With CarPlay and Android auto apps, both Apple and Google are trying to make it easier to use our phones in our cars and to avoid the distractions that they bring. Each of these apps brings some of the phone’s capabilities to the car’s display. Be forewarned that neither app displays all your phone apps in the car. Instead they only offer a small subset of the phone's functionality. And for each to work, the manufacturer needs to support it; with few exceptions, it can't be added to existing cars.
The benefit of both apps is to let you use your phone’s cellular connectivity and some of its basic functions, while eliminating the need to fiddle with your phone while driving. They also allow you to use the Siri and Google Now speech recognition. How useful they are depends on the car you buy and the options on the car. I ran my tests on a 2017 Chevy Volt using an iPhone 6 and a Samsung Android Note 5.

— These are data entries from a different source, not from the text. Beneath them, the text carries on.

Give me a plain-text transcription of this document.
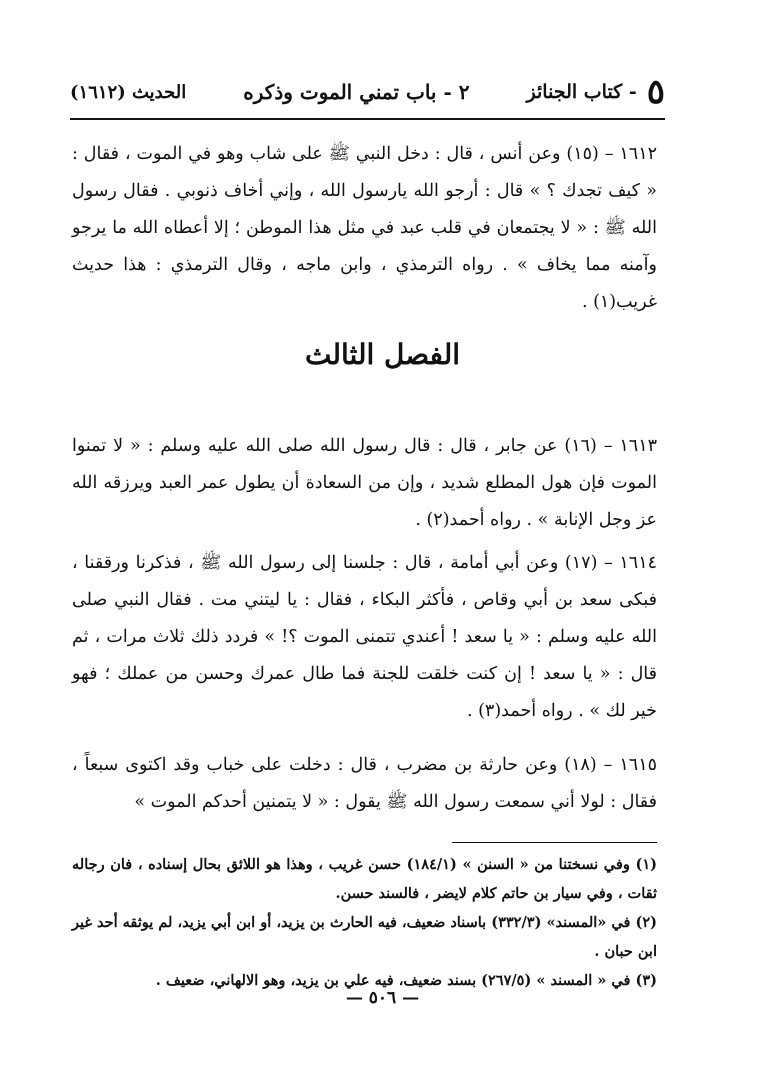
٥
- كتاب الجنائز
٢ - باب تمني الموت وذكره
الحديث (١٦١٢)
١٦١٢ – (١٥) وعن أنس ، قال : دخل النبي ﷺ على شاب وهو في الموت ، فقال : « كيف تجدك ؟ » قال : أرجو الله يارسول الله ، وإني أخاف ذنوبي . فقال رسول الله ﷺ : « لا يجتمعان في قلب عبد في مثل هذا الموطن ؛ إلا أعطاه الله ما يرجو وآمنه مما يخاف » . رواه الترمذي ، وابن ماجه ، وقال الترمذي : هذا حديث غريب(١) .
الفصل الثالث
١٦١٣ – (١٦) عن جابر ، قال : قال رسول الله صلى الله عليه وسلم : « لا تمنوا الموت فإن هول المطلع شديد ، وإن من السعادة أن يطول عمر العبد ويرزقه الله عز وجل الإنابة » . رواه أحمد(٢) .
١٦١٤ – (١٧) وعن أبي أمامة ، قال : جلسنا إلى رسول الله ﷺ ، فذكرنا ورققنا ، فبكى سعد بن أبي وقاص ، فأكثر البكاء ، فقال : يا ليتني مت . فقال النبي صلى الله عليه وسلم : « يا سعد ! أعندي تتمنى الموت ؟! » فردد ذلك ثلاث مرات ، ثم قال : « يا سعد ! إن كنت خلقت للجنة فما طال عمرك وحسن من عملك ؛ فهو خير لك » . رواه أحمد(٣) .
١٦١٥ – (١٨) وعن حارثة بن مضرب ، قال : دخلت على خباب وقد اكتوى سبعاً ، فقال : لولا أني سمعت رسول الله ﷺ يقول : « لا يتمنين أحدكم الموت »

(١) وفي نسختنا من « السنن » (١٨٤/١) حسن غريب ، وهذا هو اللائق بحال إسناده ، فان رجاله ثقات ، وفي سيار بن حاتم كلام لايضر ، فالسند حسن.

(٢) في «المسند» (٣٣٢/٣) باسناد ضعيف، فيه الحارث بن يزيد، أو ابن أبي يزيد، لم يوثقه أحد غير ابن حبان .

(٣) في « المسند » (٢٦٧/٥) بسند ضعيف، فيه علي بن يزيد، وهو الالهاني، ضعيف .

— ٥٠٦ —
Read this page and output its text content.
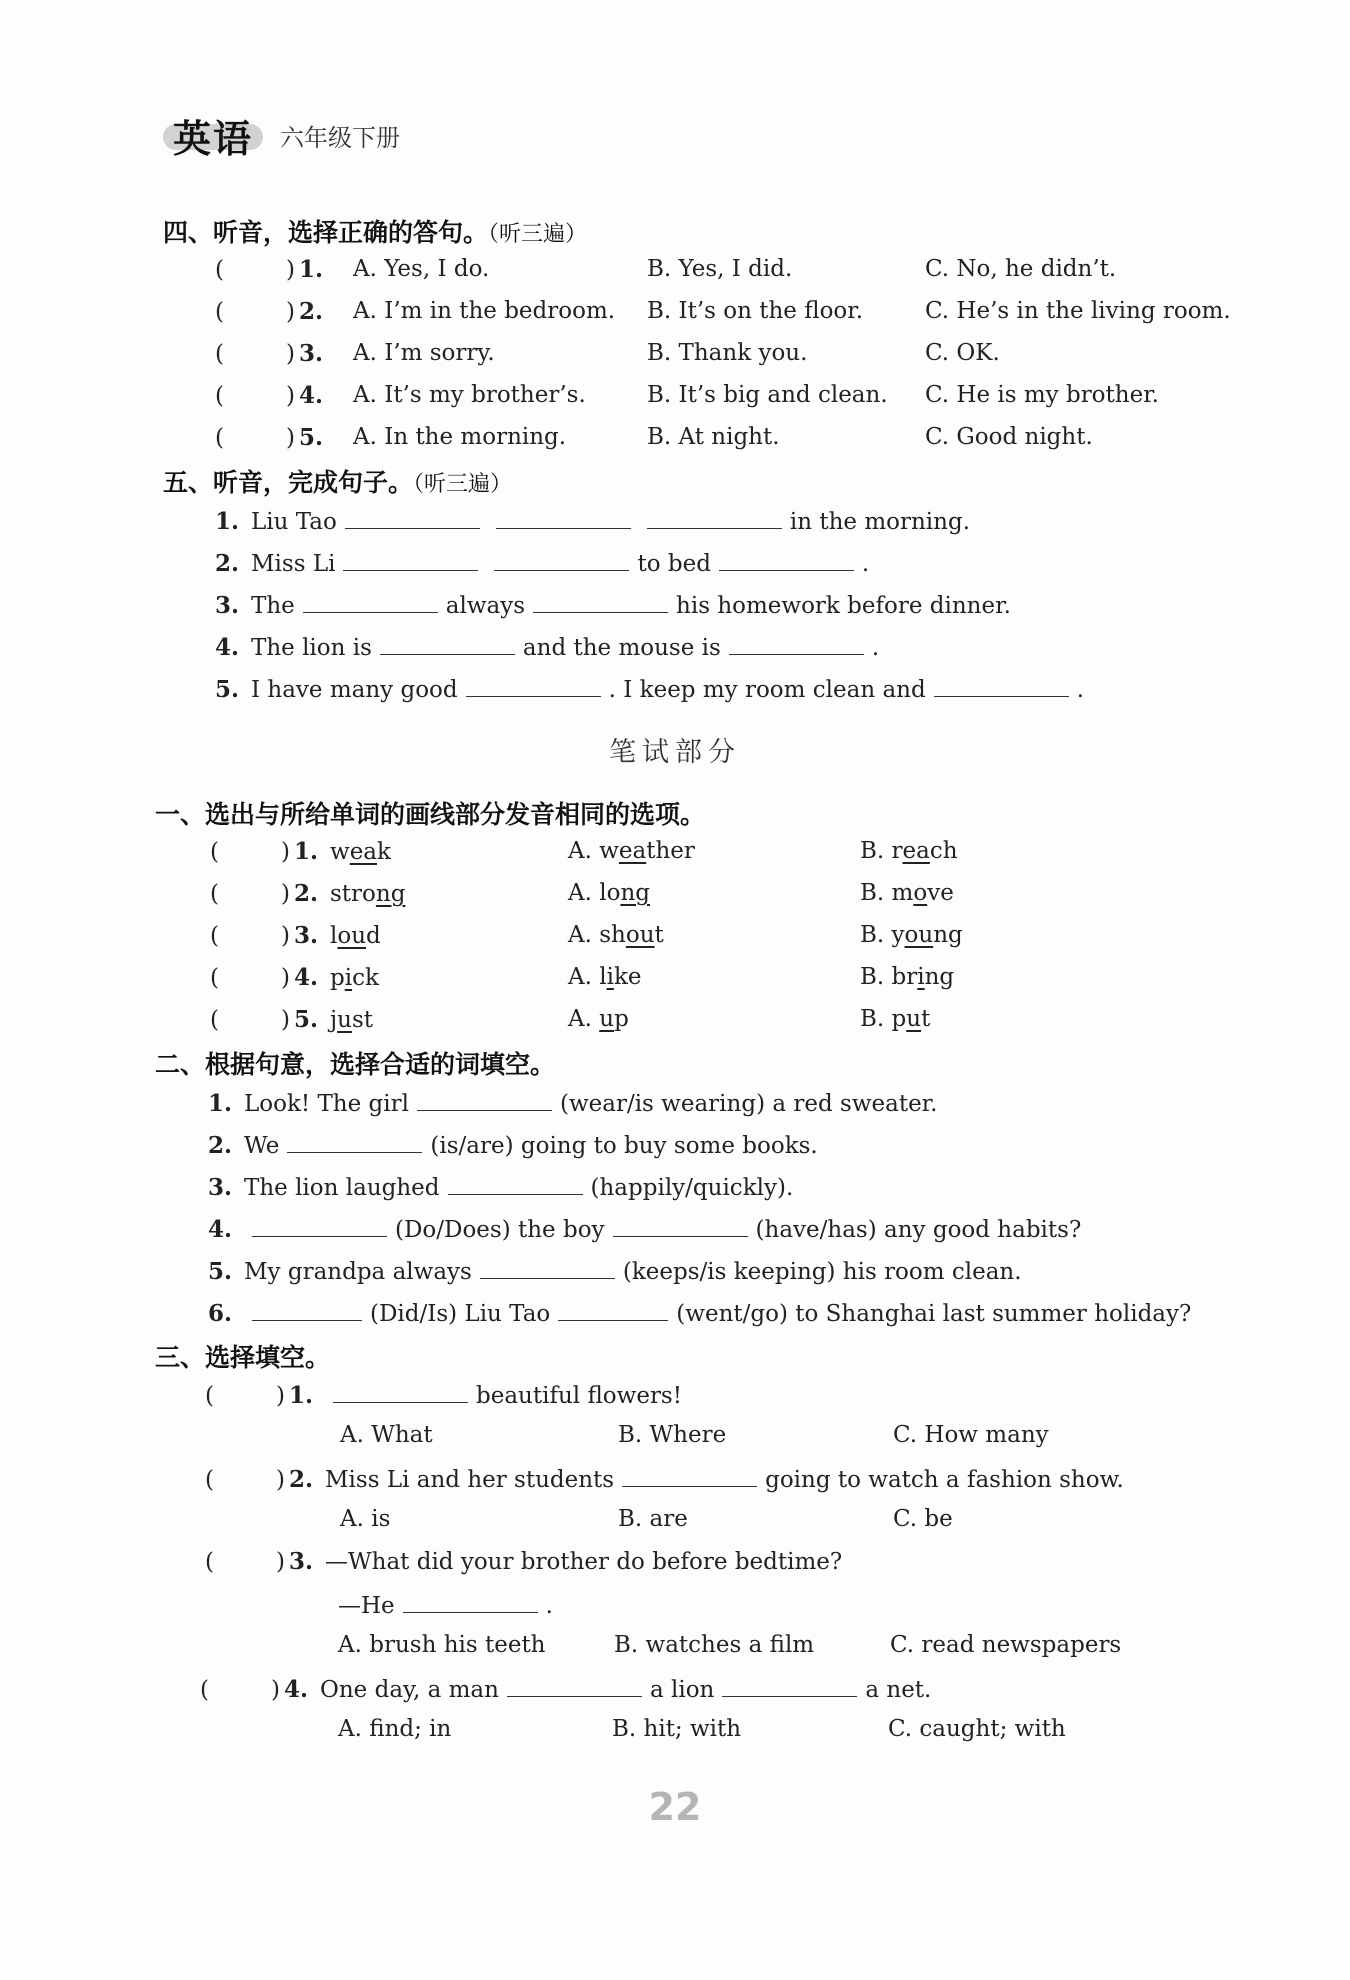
英语 六年级下册
四、听音，选择正确的答句。（听三遍）
(	) 1.	A. Yes, I do.	B. Yes, I did.	C. No, he didn’t.
(	) 2.	A. I’m in the bedroom. B. It’s on the floor.	C. He’s in the living room.
(	) 3.	A. I’m sorry.	B. Thank you.	C. OK.
(	) 4.	A. It’s my brother’s.	B. It’s big and clean. C. He is my brother.
(	) 5.	A. In the morning.	B. At night.	C. Good night.
五、听音，完成句子。（听三遍）
1. Liu Tao	in the morning.
2. Miss Li	to bed	.
3. The	always	his homework before dinner.
4. The lion is	and the mouse is	.
5. I have many good	. I keep my room clean and	.
笔试部分
一、选出与所给单词的画线部分发音相同的选项。
(	) 1. weak	A. weather	B. reach
(	) 2. strong	A. long	B. move
(	) 3. loud	A. shout	B. young
(	) 4. pick	A. like	B. bring
(	) 5. just	A. up	B. put
二、根据句意，选择合适的词填空。
1. Look! The girl	(wear/is wearing) a red sweater.
2. We	(is/are) going to buy some books.
3. The lion laughed	(happily/quickly).
4.	(Do/Does) the boy	(have/has) any good habits?
5. My grandpa always	(keeps/is keeping) his room clean.
6.	(Did/Is) Liu Tao	(went/go) to Shanghai last summer holiday?
三、选择填空。
(	) 1.	beautiful flowers!
A. What	B. Where	C. How many
(	) 2. Miss Li and her students	going to watch a fashion show.
A. is	B. are	C. be
(	) 3. —What did your brother do before bedtime?
—He	.
A. brush his teeth	B. watches a film	C. read newspapers
(	) 4. One day, a man	a lion	a net.
A. find; in	B. hit; with	C. caught; with
22
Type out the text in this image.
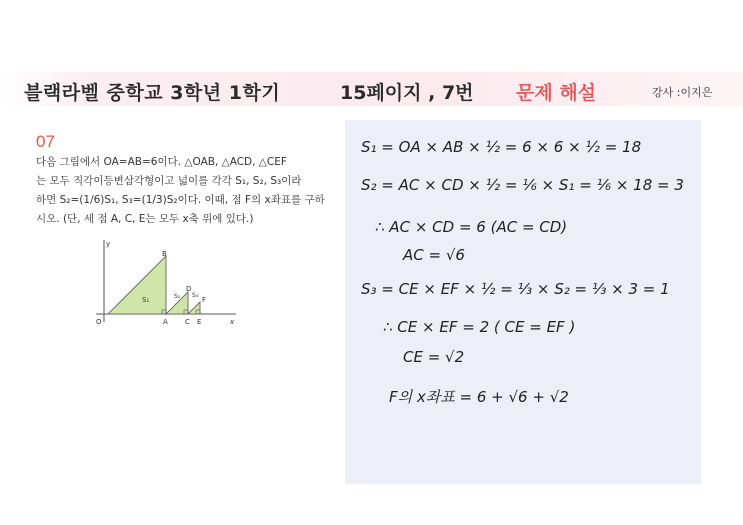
블랙라벨 중학교 3학년 1학기	15페이지 , 7번 문제 해설	강사 :이지은
07
다음 그림에서 OA=AB=6이다. △OAB, △ACD, △CEF
는 모두 직각이등변삼각형이고 넓이를 각각 S₁, S₂, S₃이라
하면 S₂=(1/6)S₁, S₃=(1/3)S₂이다. 이때, 점 F의 x좌표를 구하
시오. (단, 세 점 A, C, E는 모두 x축 위에 있다.)
y
x
O	A
B
C
D
E
F
S₁	S₂ S₃
S₁ = OA × AB × ½ = 6 × 6 × ½ = 18
S₂ = AC × CD × ½ = ⅙ × S₁ = ⅙ × 18 = 3
∴ AC × CD = 6 (AC = CD)
AC = √6
S₃ = CE × EF × ½ = ⅓ × S₂ = ⅓ × 3 = 1
∴ CE × EF = 2 ( CE = EF )
CE = √2
F의 x좌표 = 6 + √6 + √2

How the apps interface with your car and how useful they are may differ, depending on the car’s design. For example, in the Volt, neither product’s maps functions were as good as the car’s built-in navigation, but they would be useful if you chose not to buy navigation and the car came with a large display.
Apple’s CarPlay for iPhone is available on many new models of cars from Honda, GM, Hyundai, Audi, Kia, Ford, Mercedes and Acura. A complete list is here
Google’s Android Auto is for Android phones, and is available on many of the cars listed above. Often cars that come with one, come with the other. The full list is here.
After downloading the free app from the respective app store, you need to plug your phone into the car’s USB connector. The products do not work with Bluetooth.